U.S. attorneys would be remiss if they ignored the other forms of intellectual property protection that Latin American franchises can seek in the U.S. which may not be available in their own countries. These include copyrights, trade secrets and patents. In the U.S., copyright protects any form of original expression found in many franchise assets such as, menus, advertising, graphic design, photos, architectural designs, software applications, operations annuals, and training materials. Although registration of a work is not required for copyright protection in the U.S., a lawsuit for copyright infringement cannot be filed without first obtaining a copyright registration from the U.S. Copyright Office. If timely filed within three months of the work’s publication, the Latin American franchisor may be entitled to seek statutory damages and attorney fees if it prevails in an infringement action.
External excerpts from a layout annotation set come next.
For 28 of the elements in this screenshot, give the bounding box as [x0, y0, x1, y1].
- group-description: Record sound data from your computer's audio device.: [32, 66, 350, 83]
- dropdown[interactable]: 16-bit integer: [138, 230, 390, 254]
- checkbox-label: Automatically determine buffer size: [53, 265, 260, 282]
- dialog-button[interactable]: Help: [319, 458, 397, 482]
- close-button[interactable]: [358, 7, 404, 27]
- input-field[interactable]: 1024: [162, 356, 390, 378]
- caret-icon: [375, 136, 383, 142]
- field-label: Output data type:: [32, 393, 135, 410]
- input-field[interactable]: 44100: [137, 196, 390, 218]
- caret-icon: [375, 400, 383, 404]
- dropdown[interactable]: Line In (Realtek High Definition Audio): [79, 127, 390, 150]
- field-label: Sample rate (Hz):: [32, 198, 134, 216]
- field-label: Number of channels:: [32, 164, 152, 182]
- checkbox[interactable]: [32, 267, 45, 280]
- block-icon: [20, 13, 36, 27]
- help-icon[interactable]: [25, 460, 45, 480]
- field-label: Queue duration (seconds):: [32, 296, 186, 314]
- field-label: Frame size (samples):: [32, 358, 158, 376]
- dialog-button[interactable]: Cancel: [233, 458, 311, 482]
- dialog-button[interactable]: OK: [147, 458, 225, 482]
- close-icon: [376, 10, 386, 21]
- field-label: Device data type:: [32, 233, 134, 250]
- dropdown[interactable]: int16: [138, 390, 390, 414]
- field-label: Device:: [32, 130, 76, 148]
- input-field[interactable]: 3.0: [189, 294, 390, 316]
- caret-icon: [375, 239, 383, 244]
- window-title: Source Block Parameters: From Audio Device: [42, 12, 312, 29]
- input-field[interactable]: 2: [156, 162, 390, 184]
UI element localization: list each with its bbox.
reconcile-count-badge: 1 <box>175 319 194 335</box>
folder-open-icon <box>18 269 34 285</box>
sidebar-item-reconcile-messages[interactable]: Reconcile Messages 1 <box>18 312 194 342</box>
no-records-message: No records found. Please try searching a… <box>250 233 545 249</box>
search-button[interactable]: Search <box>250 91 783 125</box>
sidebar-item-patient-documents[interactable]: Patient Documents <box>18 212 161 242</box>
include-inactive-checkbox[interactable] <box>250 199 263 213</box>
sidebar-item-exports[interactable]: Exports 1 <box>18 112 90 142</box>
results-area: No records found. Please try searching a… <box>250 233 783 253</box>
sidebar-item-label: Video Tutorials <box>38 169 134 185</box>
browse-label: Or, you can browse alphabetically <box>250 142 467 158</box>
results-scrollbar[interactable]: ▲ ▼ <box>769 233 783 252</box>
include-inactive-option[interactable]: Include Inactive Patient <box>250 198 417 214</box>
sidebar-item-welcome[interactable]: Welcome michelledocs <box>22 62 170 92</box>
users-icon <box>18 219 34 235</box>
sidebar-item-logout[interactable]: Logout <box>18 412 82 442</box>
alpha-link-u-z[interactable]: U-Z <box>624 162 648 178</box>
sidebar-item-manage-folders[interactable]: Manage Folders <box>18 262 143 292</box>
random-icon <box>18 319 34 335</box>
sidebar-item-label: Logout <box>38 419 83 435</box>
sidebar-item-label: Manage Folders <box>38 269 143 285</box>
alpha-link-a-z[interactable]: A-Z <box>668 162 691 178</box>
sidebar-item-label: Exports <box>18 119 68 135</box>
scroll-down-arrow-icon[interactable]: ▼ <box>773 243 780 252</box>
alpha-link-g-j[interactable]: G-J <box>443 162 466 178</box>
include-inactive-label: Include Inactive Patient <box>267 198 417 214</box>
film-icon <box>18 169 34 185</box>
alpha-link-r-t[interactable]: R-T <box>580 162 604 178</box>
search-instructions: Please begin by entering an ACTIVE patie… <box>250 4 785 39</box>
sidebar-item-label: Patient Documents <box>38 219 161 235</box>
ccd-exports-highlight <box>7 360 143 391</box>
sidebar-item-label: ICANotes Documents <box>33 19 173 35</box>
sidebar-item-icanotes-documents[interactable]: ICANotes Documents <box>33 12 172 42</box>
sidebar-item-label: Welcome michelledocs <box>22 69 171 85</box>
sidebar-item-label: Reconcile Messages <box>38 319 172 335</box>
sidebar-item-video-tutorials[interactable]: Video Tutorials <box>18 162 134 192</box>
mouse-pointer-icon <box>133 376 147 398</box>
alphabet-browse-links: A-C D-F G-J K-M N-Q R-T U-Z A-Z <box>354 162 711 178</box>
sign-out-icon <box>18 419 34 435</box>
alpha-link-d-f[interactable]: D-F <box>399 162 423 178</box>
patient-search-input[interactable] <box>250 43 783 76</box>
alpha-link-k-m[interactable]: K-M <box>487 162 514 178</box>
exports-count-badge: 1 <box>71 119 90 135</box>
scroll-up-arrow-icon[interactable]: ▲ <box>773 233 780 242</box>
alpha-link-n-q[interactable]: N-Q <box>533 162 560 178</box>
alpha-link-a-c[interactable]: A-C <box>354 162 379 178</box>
Trade secrets are another device for franchisors to use to protect confidential/proprietary aspect of a business that are not covered by a patent or a copyright – but to own a trade secret, a franchisor and its franchisees/employees must define the trade secrets and maintain and keep them, and all related information, secret. Trade secrets are not registered but can be protected under federal law and some state laws. And although not a frequently used asset in the field of franchising, utility patents protect novel inventions for mechanical and electrical products and processes that the franchise may develop or use; and design patents protect the ornamental appearance of original product designs or packaging/signage used in the franchise business. Applications for any patent are filed in the USPTO. Be advised that all material intellectual property licensed to the franchisee must be disclosed in Item 13 and Item 14 of the FDD.

Other U.S. laws that may impact Franchising in the U.S.A. U.S. attorneys should prepare Latin American franchisors for other U.S. laws that may impact operating in the U.S. There are federal antitrust laws (Sherman Act/Clayton Act), and the Federal Trade Commission Act that regulate franchising and require fair competition/truthful advertising and render invalid any business activity that serves as a restraint on trade. For example, recently no poaching/non-solicitation provisions found in many franchise agreements to prevent one franchisee from taking employees from another franchisee are now considered illegal.

And on January 5, 2023, the Federal Trade Commission (FTC) proposed a new rule that could impact franchisor and franchisee entities and their respective employee relationships. The FTC noted in its proposal that non-compete clauses between franchisors and franchisees would remain subject to Federal antitrust law as well as other applicable law.[iii] Many states have franchise relationship laws, as well as state unfair competition acts and state antitrust laws, as well as laws that regulate pricing, non-competition, and non-solicitation arrangements. Other federal and state laws governing employment/labor relationships and privacy/data security also need to be assessed before the Latin American franchisor can determine how to structure the franchise to operate in compliance with such U.S. laws.

DISCLAIMER: Because of the generality of this update, the information provided herein may not be applicable in all situations and should not be acted upon without specific legal advice based on particular situations.